Birding While Black: Author is Lyrically Rooted In Place With Diversity In Mind

Being nearby to see a bird in flight can be a transcendent experience. The sensation of watching a bird flying overhead has inspired me to simulate my own flight, standing with my arms raised high. And this seems most powerful in a wide-open natural area like the Haskell-Baker Wetlands—in the presence of many red-winged blackbirds.

I’ve become more aware recently that most other people out on the nature trails have white skin like me. Author J. Drew Lanham poetically describes the phenomenon of uncommon black or brown companion birders.

His recent book, The Home Place: Memoirs of a Colored Man’s Love Affair With Nature, opens a new window, shares lyrically-written storytelling of deep connections to family, his strong sense of place, a passion for nature, optimism and wit along with the frustration of being the singular African American ornithologist in a predominantly white field. Lanham is an Alumni Distinguished Professor of Wildlife Ecology and Master Teacher at Clemson University in South Carolina; he’s also a poet, naturalist, hunter, and birder.

“Birding While Black” is a poignant chapter in Lanham’s book reflecting fears similar to the negative experiences expressed by the phrase “driving while black”. A black man risks being accused of suspicious activity simply for being out in a remote environment.

Lanham writes:

In remote places fear has always accompanied binoculars, scopes, and field guides as baggage. …a white supremacist group [was] “organized” in the mountains of western North Carolina, near the places I was supposed to do a research project.
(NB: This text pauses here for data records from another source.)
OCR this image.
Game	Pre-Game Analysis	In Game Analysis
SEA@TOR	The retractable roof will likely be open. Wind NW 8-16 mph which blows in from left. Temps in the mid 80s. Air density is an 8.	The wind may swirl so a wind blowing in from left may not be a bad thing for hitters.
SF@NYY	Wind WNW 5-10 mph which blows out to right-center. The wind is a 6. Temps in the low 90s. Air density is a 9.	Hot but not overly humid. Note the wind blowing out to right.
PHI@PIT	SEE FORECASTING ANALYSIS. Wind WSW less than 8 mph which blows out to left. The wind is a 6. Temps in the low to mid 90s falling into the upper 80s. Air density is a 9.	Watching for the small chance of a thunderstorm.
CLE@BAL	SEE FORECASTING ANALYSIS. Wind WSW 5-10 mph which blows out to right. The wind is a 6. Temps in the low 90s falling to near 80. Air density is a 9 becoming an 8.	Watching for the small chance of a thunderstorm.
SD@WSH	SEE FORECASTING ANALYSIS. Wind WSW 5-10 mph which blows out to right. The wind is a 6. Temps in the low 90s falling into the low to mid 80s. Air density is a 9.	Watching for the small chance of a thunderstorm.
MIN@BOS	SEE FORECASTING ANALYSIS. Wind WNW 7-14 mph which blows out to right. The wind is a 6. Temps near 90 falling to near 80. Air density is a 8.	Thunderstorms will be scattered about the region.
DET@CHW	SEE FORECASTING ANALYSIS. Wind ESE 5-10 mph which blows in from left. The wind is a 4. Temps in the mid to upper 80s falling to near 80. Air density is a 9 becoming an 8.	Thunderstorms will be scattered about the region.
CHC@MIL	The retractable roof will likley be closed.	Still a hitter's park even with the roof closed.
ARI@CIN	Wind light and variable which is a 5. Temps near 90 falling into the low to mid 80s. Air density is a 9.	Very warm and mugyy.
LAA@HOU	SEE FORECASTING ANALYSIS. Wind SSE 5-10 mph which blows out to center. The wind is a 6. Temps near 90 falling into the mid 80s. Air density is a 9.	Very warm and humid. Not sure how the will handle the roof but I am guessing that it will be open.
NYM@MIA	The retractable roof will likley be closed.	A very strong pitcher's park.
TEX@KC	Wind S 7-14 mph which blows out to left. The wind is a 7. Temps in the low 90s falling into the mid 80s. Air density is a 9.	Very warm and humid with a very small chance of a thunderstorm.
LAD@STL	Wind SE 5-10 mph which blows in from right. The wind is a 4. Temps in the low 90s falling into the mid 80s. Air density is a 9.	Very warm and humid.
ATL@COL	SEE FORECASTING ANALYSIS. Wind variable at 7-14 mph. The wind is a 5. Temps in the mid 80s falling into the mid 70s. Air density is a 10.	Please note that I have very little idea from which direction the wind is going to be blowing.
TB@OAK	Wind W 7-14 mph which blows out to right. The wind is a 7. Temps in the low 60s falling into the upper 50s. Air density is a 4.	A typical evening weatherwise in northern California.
They’d made the national news in stories that showed them worshiping Hitler and shooting at targets that looked like Martin Luther King Jr. Someone at the university joked about my degree being awarded posthumously. So though the proposal had been written and the project was well on its way to being funded—and as potentially groundbreaking the research on rose-breasted grosbeaks, golden-winged warblers, and forest management in the Southern Appalachians might be—I had to abandon the whole thing.

He continues:

I look at maps through this lens—at the places where tolerance seems to thrive, and where hate and racism seem to fester—and think about where I want to be. Mostly those places jibe with my desires to be in the wild but sometimes they don’t.

The wild things and places belong to all of us. So while I can’t fix the bigger problems of race in the United States—can’t suggest a means by which I, and others like me, will always feel safe—I can prescribe a solution in my own small corner. Get more people of color “out there.” Turn oddities into commonplace. The presence of more black birders, wildlife biologists, hunters, hikers, and fisher-folk will say to others that we, too appreciate the warble of a summer tanager, the incredible instincts of a whitetale buck, and the sound of wind in the tall pines. Our responsibility is to pass something on to those coming after. As young people of color reconnect with what so many of their ancestors knew—that our connections to the land run deep, like the taproots of mighty oaks, that the land renews and sustains us—maybe things will begin to change.

I’m hoping that soon a black birder won’t be a rare sighting. I’m hoping that at some point I’ll see color sprinkled throughout a birding-festival crowd. I’m hoping for the day when young hotshot birders just happen to be black like me. These hopes brighten the darkness of past experiences.

Lanham is a terrific ambassador to inspire more people to enjoy the natural world, yet he also recognizes the empowerment shared by people with similar cultural experiences.

Lanham has created several entertaining short videos to advocate his mission of diversifying the community of naturalists; one of my favorites is witty-satire “Bird-Watching While Black: A Wildlife Ecologist Shares His Tips.” Use this link to watch the 2-minute video online, opens a new window, produced by BirdNote and featured in National Geographic Society’s Short Film Showcase.

This is a rallying cry to help more people connect to the outdoors, and I am inspired by Lanham’s message. I will be reaching out to be more inclusive in planning future nature-related events. As a Board Member and volunteer with Kansas Native Plant Society, I have organized and attended many outings over the last 17 years; almost all the folks who have joined me have been white.

We need to be ambassadors to bring more kids and adults together from diverse communities to explore and connect with natural places—to imagine flight and experience transcendence with the birds.

I crave being outside in nature, but I was well into my 30s before I first enjoyed a wild environment. I wish someone had taken me under their wing to share wild places when I was a kid. I’ll be following J. Drew Lanham’s lead; when I visit a natural area I’ll respectfully invite new & old friends of different ages, varied hues and diverse origins to join me. I hope you’ll join me and we’ll exponentially increase the advocates for the natural world!

-Shirley Braunlich is a Readers’ Services Assistant at Lawrence Public Library.